Fifteen men charged over beheadings of female hikers in Morocco
Fifteen people have been charged in connection with the murders of two Scandinavian university students in Morocco.
Prosecutors said they had filed preliminary terrorism charges against the men on Sunday.
These include forming a gang to prepare and commit terrorist acts and premeditated murder.
Three of the suspects also face charges for allegedly urging the others to commit acts of terrorism.
The charges come after the bodies of 28-year-old Norwegian Maren Ueland and 24-year-old Louisa Vesterager Jespersen from Denmark were found by other tourists in an isolated area of Morocco’s High Atlas mountains on 17 December.
Authorities say they had both been beheaded.
Twenty people have been arrested in the case so far, the latest being a Swiss man who lives in Morocco, who is accused of training the murderers.
The 15 suspects who have been charged have been referred to an investigating judge who handles terrorism cases.
More of the suspects are expected to be charged this week.
At least four of the suspects belonged to a group inspired by Islamic State but none of them had contact with its members in Syria or Iraq, Morocco’s counter-terrorism chief Abdelhak Khiam said during the weekend.

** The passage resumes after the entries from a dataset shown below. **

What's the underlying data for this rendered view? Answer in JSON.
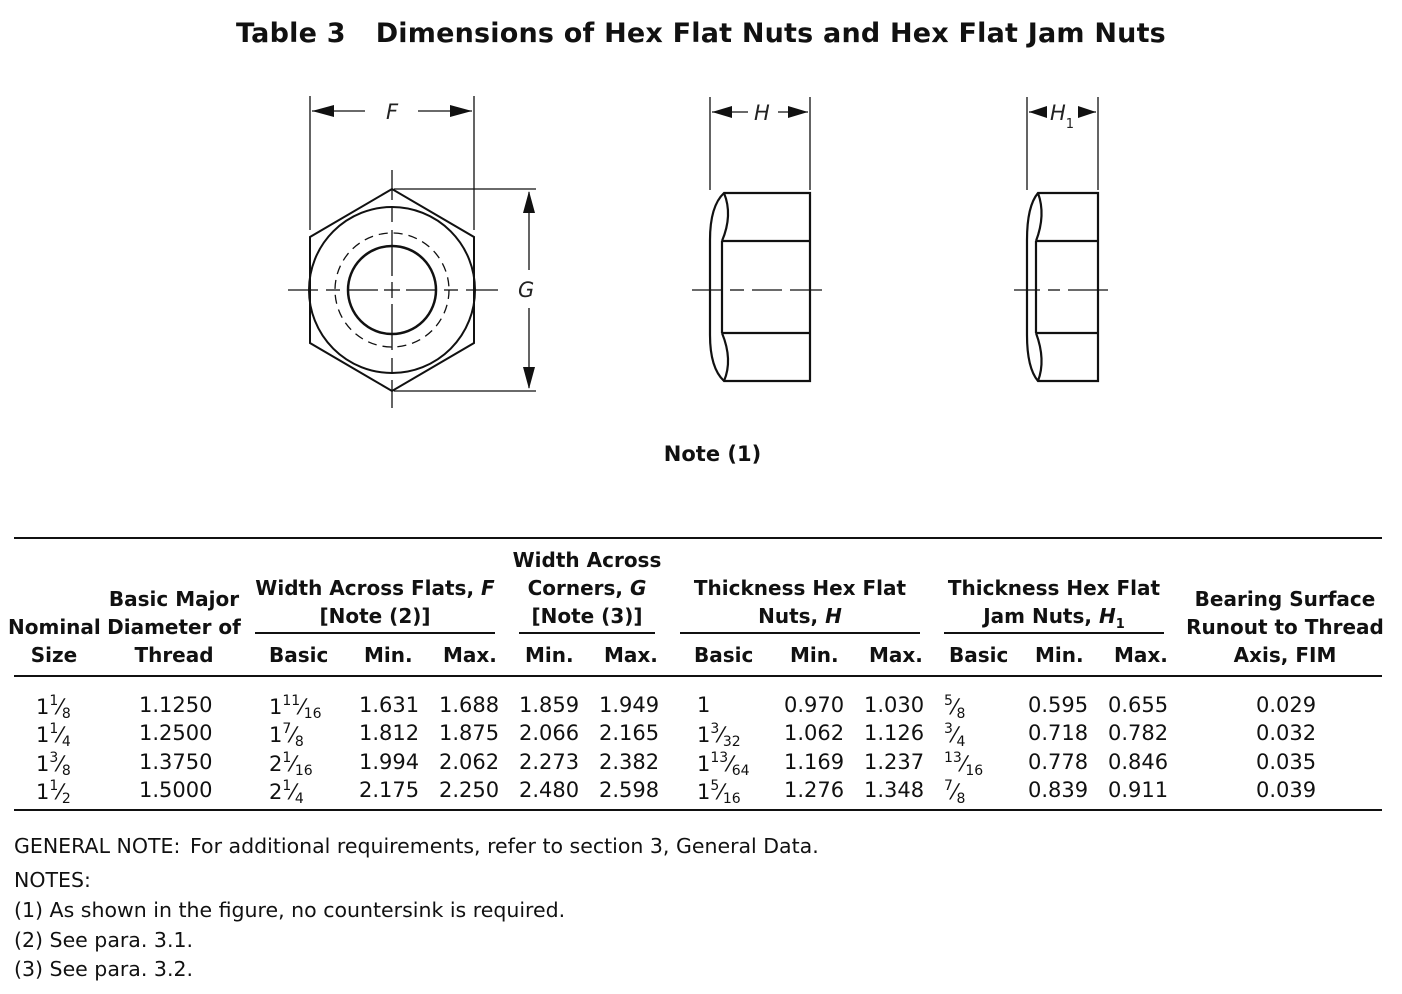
{
  "title": {
    "number": "Table 3",
    "text": "Dimensions of Hex Flat Nuts and Hex Flat Jam Nuts"
  },
  "figure": {
    "label_f": "F",
    "label_g": "G",
    "label_h": "H",
    "label_h1": "H",
    "label_h1_sub": "1",
    "note": "Note (1)"
  },
  "table": {
    "headers": {
      "nominal_size": [
        "Nominal",
        "Size"
      ],
      "basic_major": [
        "Basic Major",
        "Diameter of",
        "Thread"
      ],
      "width_flats": [
        "Width Across Flats, F",
        "[Note (2)]"
      ],
      "width_corners": [
        "Width Across",
        "Corners, G",
        "[Note (3)]"
      ],
      "thickness_hex": [
        "Thickness Hex Flat",
        "Nuts, H"
      ],
      "thickness_jam": [
        "Thickness Hex Flat",
        "Jam Nuts, H",
        "1"
      ],
      "bearing": [
        "Bearing Surface",
        "Runout to Thread",
        "Axis, FIM"
      ],
      "sub": {
        "f_basic": "Basic",
        "f_min": "Min.",
        "f_max": "Max.",
        "g_min": "Min.",
        "g_max": "Max.",
        "h_basic": "Basic",
        "h_min": "Min.",
        "h_max": "Max.",
        "h1_basic": "Basic",
        "h1_min": "Min.",
        "h1_max": "Max."
      }
    },
    "rows": [
      {
        "nominal": {
          "whole": "1",
          "num": "1",
          "den": "8"
        },
        "basic_major": "1.1250",
        "f_basic": {
          "whole": "1",
          "num": "11",
          "den": "16"
        },
        "f_min": "1.631",
        "f_max": "1.688",
        "g_min": "1.859",
        "g_max": "1.949",
        "h_basic": {
          "whole": "1",
          "num": "",
          "den": ""
        },
        "h_min": "0.970",
        "h_max": "1.030",
        "h1_basic": {
          "whole": "",
          "num": "5",
          "den": "8"
        },
        "h1_min": "0.595",
        "h1_max": "0.655",
        "bearing": "0.029"
      },
      {
        "nominal": {
          "whole": "1",
          "num": "1",
          "den": "4"
        },
        "basic_major": "1.2500",
        "f_basic": {
          "whole": "1",
          "num": "7",
          "den": "8"
        },
        "f_min": "1.812",
        "f_max": "1.875",
        "g_min": "2.066",
        "g_max": "2.165",
        "h_basic": {
          "whole": "1",
          "num": "3",
          "den": "32"
        },
        "h_min": "1.062",
        "h_max": "1.126",
        "h1_basic": {
          "whole": "",
          "num": "3",
          "den": "4"
        },
        "h1_min": "0.718",
        "h1_max": "0.782",
        "bearing": "0.032"
      },
      {
        "nominal": {
          "whole": "1",
          "num": "3",
          "den": "8"
        },
        "basic_major": "1.3750",
        "f_basic": {
          "whole": "2",
          "num": "1",
          "den": "16"
        },
        "f_min": "1.994",
        "f_max": "2.062",
        "g_min": "2.273",
        "g_max": "2.382",
        "h_basic": {
          "whole": "1",
          "num": "13",
          "den": "64"
        },
        "h_min": "1.169",
        "h_max": "1.237",
        "h1_basic": {
          "whole": "",
          "num": "13",
          "den": "16"
        },
        "h1_min": "0.778",
        "h1_max": "0.846",
        "bearing": "0.035"
      },
      {
        "nominal": {
          "whole": "1",
          "num": "1",
          "den": "2"
        },
        "basic_major": "1.5000",
        "f_basic": {
          "whole": "2",
          "num": "1",
          "den": "4"
        },
        "f_min": "2.175",
        "f_max": "2.250",
        "g_min": "2.480",
        "g_max": "2.598",
        "h_basic": {
          "whole": "1",
          "num": "5",
          "den": "16"
        },
        "h_min": "1.276",
        "h_max": "1.348",
        "h1_basic": {
          "whole": "",
          "num": "7",
          "den": "8"
        },
        "h1_min": "0.839",
        "h1_max": "0.911",
        "bearing": "0.039"
      }
    ]
  },
  "notes": {
    "general_label": "GENERAL NOTE:",
    "general_text": "For additional requirements, refer to section 3, General Data.",
    "notes_label": "NOTES:",
    "items": [
      "(1)  As shown in the figure, no countersink is required.",
      "(2)  See para. 3.1.",
      "(3)  See para. 3.2."
    ]
  }
}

Investigators suspect that the Moroccan group’s leader was Abdessamad Ejjoud, a 25-year-old street vendor who was seen in a video filmed a week before the murders in which the four main suspects pledge allegiance to an IS leader.
Both of the victims lived in southern Norway, where they had attended university.
Their bodies were returned to their homelands before Christmas.
Danish and Norwegian leaders have both condemned the killings and Moroccan prime minister Saad Eddine El Othmani has described them as a “stab in the back of Morocco and Moroccans”.
Tourism accounts for 10% of Morocco’s national income and the country has generally been safe from jihadist attacks since a 2011 bombing in Marrakech killed 17 people, most of them European tourists.